Hanane Ameqrane, aka Lady Gaza, a 39 ans, elle est une femme lesbienne, révolutionnaire, franco-marocaine des quartiers populaires. Dans un monde où le patriarcat règne toujours en maître, elle se bat depuis 20 ans pour rendre visibles les combats menés par les femmes des quartiers populaires. Fondatrice de l’ancien collectif Femmes en lutte 93, elle utilise désormais les ondes pour propager son message avec Lady Gaza Brise les Tabous. Une émission dans laquelle Hanane Ameqrane aborde le quotidien des personnes LGBTQ+ en banlieues. Son histoire en est une de courage, de force et de détermination. Une rencontre inspirante avec celle qui nous invite toutes à la rejoindre le 15 octobre pour une Marche Féministe Antiraciste à St Denis. Rencontre

Pouvez-vous vous présenter en quelques mots ? Je milite depuis mes 18 ans, mais en vrai je militais déjà au sein de ma famille et dans mon quartier, face au patriarcat et aux violences faites aux femmes. J’ai commencé à 18 ans. J’ai commencé par le syndicalisme étudiant, touchée moi-même par la précarité des enfants d’ouvrier·es à l’université. En 2007, je suis montée sur St Denis, j’ai cofondé Femmes en lutte 93 en 2010, un des premiers collectifs féministes des quartiers populaires en France, dissous en 2022. Je travaille actuellement dans un lycée de Saint-Denis. Nous vivons dans cette ville aussi avec ma compagne, franco-hmong. Après un long parcours de PMA, nous y élevons notre fille, qui va avoir 4 ans.

Vous êtes la cofondatrice du collectif féministe Femmes en lutte 93 et créatrice du podcast Lady Gaza Brise les Tabous. Comment est née votre envie d’agir, de militer et de mettre en lumière la lutte des femmes des quartiers populaires ? Toute ma vie militante, j’ai mis au centre les revendications des femmes des quartiers populaires : dans les syndicats, dans les organisations politiques. Mais ce n’était pas suffisant. Il nous fallait un espace féministe non-mixte. Avec Femmes en lutte 93, on a milité plus de 10 ans pour défendre un féminisme populaire. On a été l’un des premiers collectifs féministes des quartiers populaires qui posent l’ensemble des combats que nous affrontons : de l’exploitation, la lutte pour les papiers et les logements, contre les violences sexuelles…
Au moment du mariage pour tous en 2013, la situation politique était tellement violente, que nous avons décidé de porter avec ma compagne les questions LGBTQI+ de manière collective et politique au sein de FEL93. L’ensemble du collectif a bien sûr porté ces questions, à la fois dans des campagnes politiques mais aussi avec un soutien personnel important pour nous.
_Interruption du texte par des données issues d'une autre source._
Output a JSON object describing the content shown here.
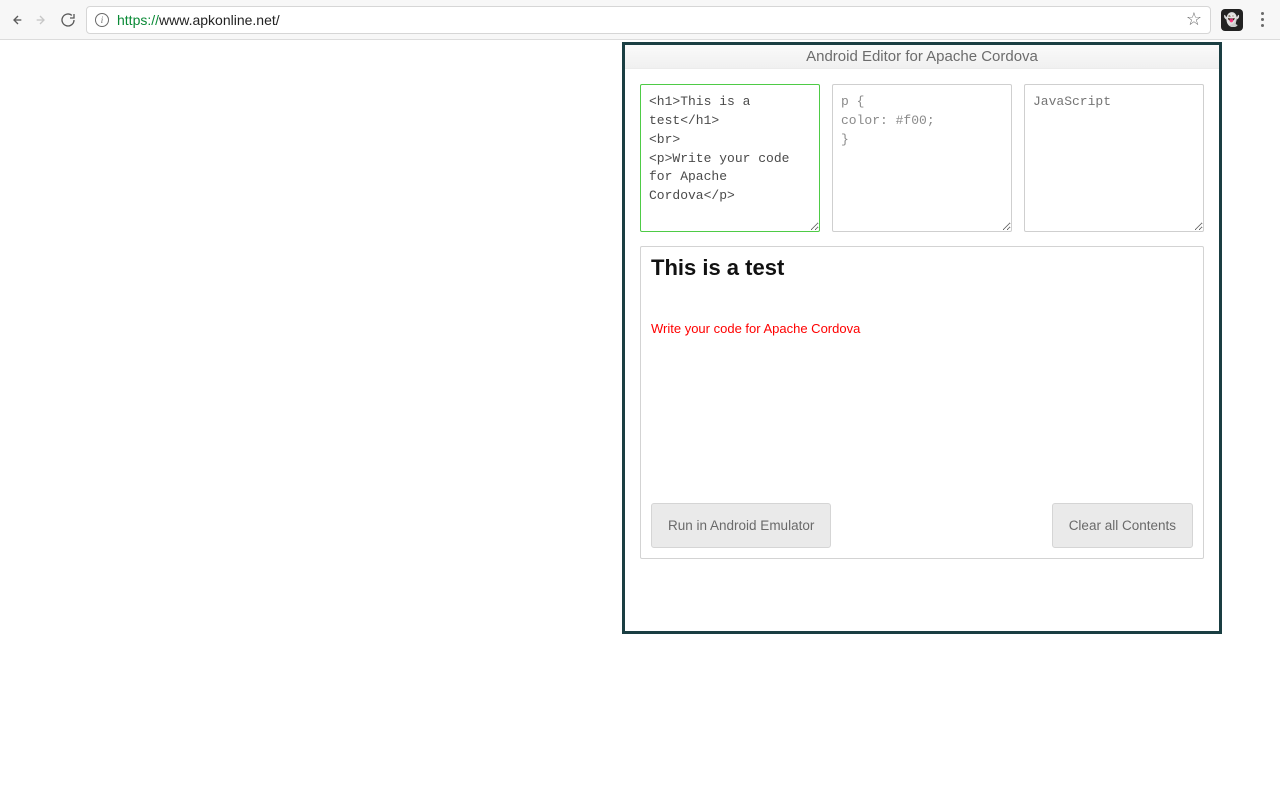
{
  "browser": {
    "url_scheme": "https://",
    "url_rest": "www.apkonline.net/"
  },
  "editor": {
    "title": "Android Editor for Apache Cordova",
    "html_code": "<h1>This is a test</h1>\n<br>\n<p>Write your code for Apache Cordova</p>",
    "css_code": "p {\ncolor: #f00;\n}",
    "js_placeholder": "JavaScript",
    "js_code": "",
    "preview_heading": "This is a test",
    "preview_paragraph": "Write your code for Apache Cordova",
    "run_button": "Run in Android Emulator",
    "clear_button": "Clear all Contents"
  }
}
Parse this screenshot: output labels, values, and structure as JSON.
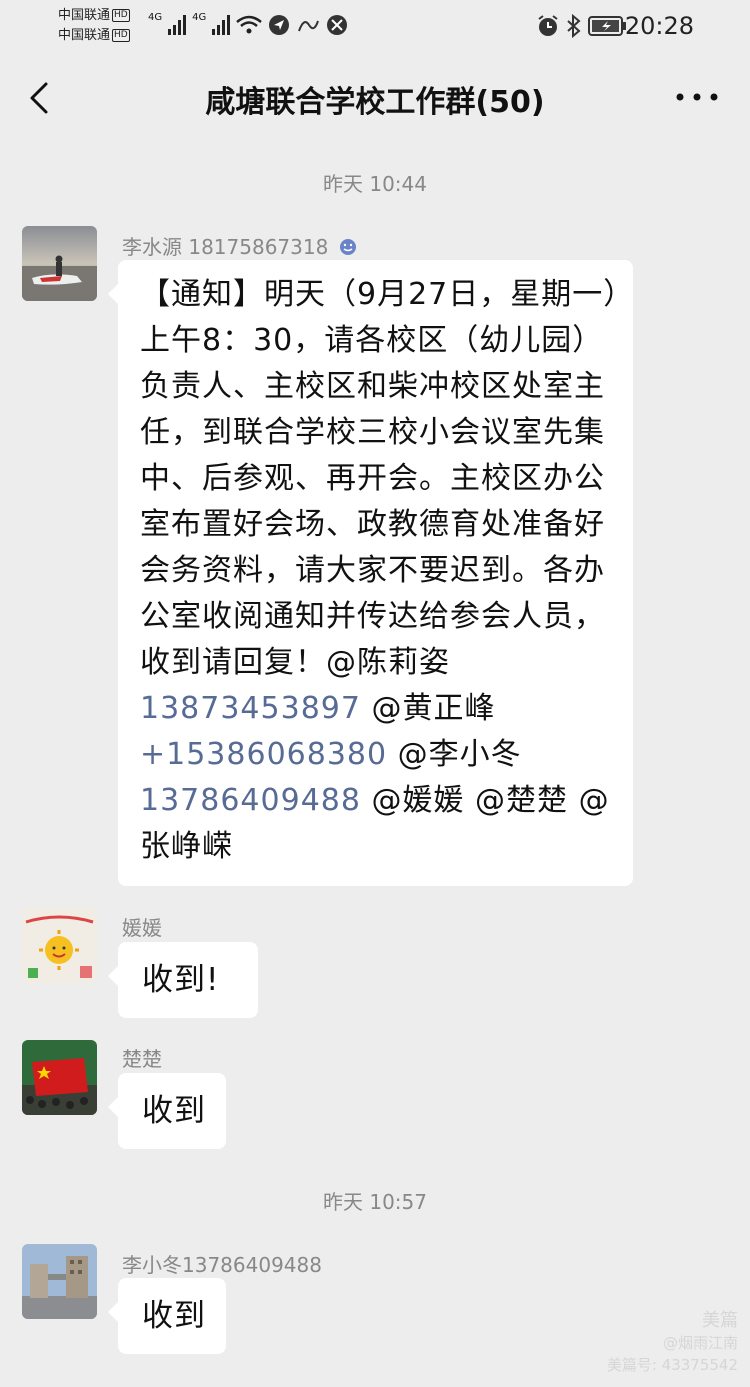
{
  "status_bar": {
    "carrier_1": "中国联通",
    "carrier_2": "中国联通",
    "hd": "HD",
    "net_1": "4G",
    "net_2": "4G",
    "time": "20:28"
  },
  "nav": {
    "title": "咸塘联合学校工作群(50)"
  },
  "timestamps": [
    "昨天 10:44",
    "昨天 10:57"
  ],
  "messages": [
    {
      "sender": "李水源 18175867318",
      "lines": [
        "【通知】明天（9月27日，星期一）",
        "上午8：30，请各校区（幼儿园）",
        "负责人、主校区和柴冲校区处室主",
        "任，到联合学校三校小会议室先集",
        "中、后参观、再开会。主校区办公",
        "室布置好会场、政教德育处准备好",
        "会务资料，请大家不要迟到。各办",
        "公室收阅通知并传达给参会人员，",
        "收到请回复！@陈莉姿"
      ],
      "phone_1": "13873453897",
      "mention_1": " @黄正峰",
      "phone_2": "+15386068380",
      "mention_2": " @李小冬",
      "phone_3": "13786409488",
      "mention_3": " @媛媛  @楚楚  @",
      "last_line": "张峥嵘"
    },
    {
      "sender": "媛媛",
      "text": "收到!"
    },
    {
      "sender": "楚楚",
      "text": "收到"
    },
    {
      "sender": "李小冬13786409488",
      "text": "收到"
    }
  ],
  "watermark": {
    "brand": "美篇",
    "author": "@烟雨江南",
    "id": "美篇号: 43375542"
  }
}
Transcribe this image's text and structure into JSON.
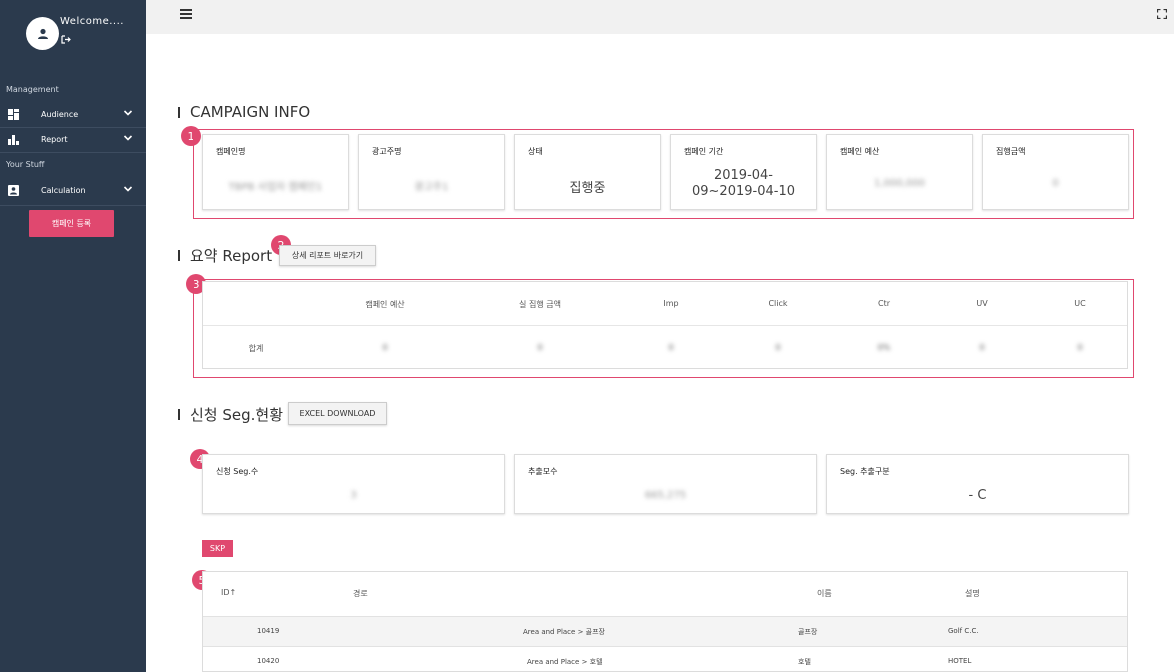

Ce qu’on a fait a été historique, car personne ne parlait de nous : ni les groupes LGBTQI mainstream, ni les organisations antiracistes. Il était temps de sortir de ce placard politique, collectivement, et de dire : l’homosexualité existe en banlieue et c’est une question politique aussi importante que les violences policières ou patronales. Tout en dénonçant le racisme et le mépris de classe des espaces communautaires LGBTQI+.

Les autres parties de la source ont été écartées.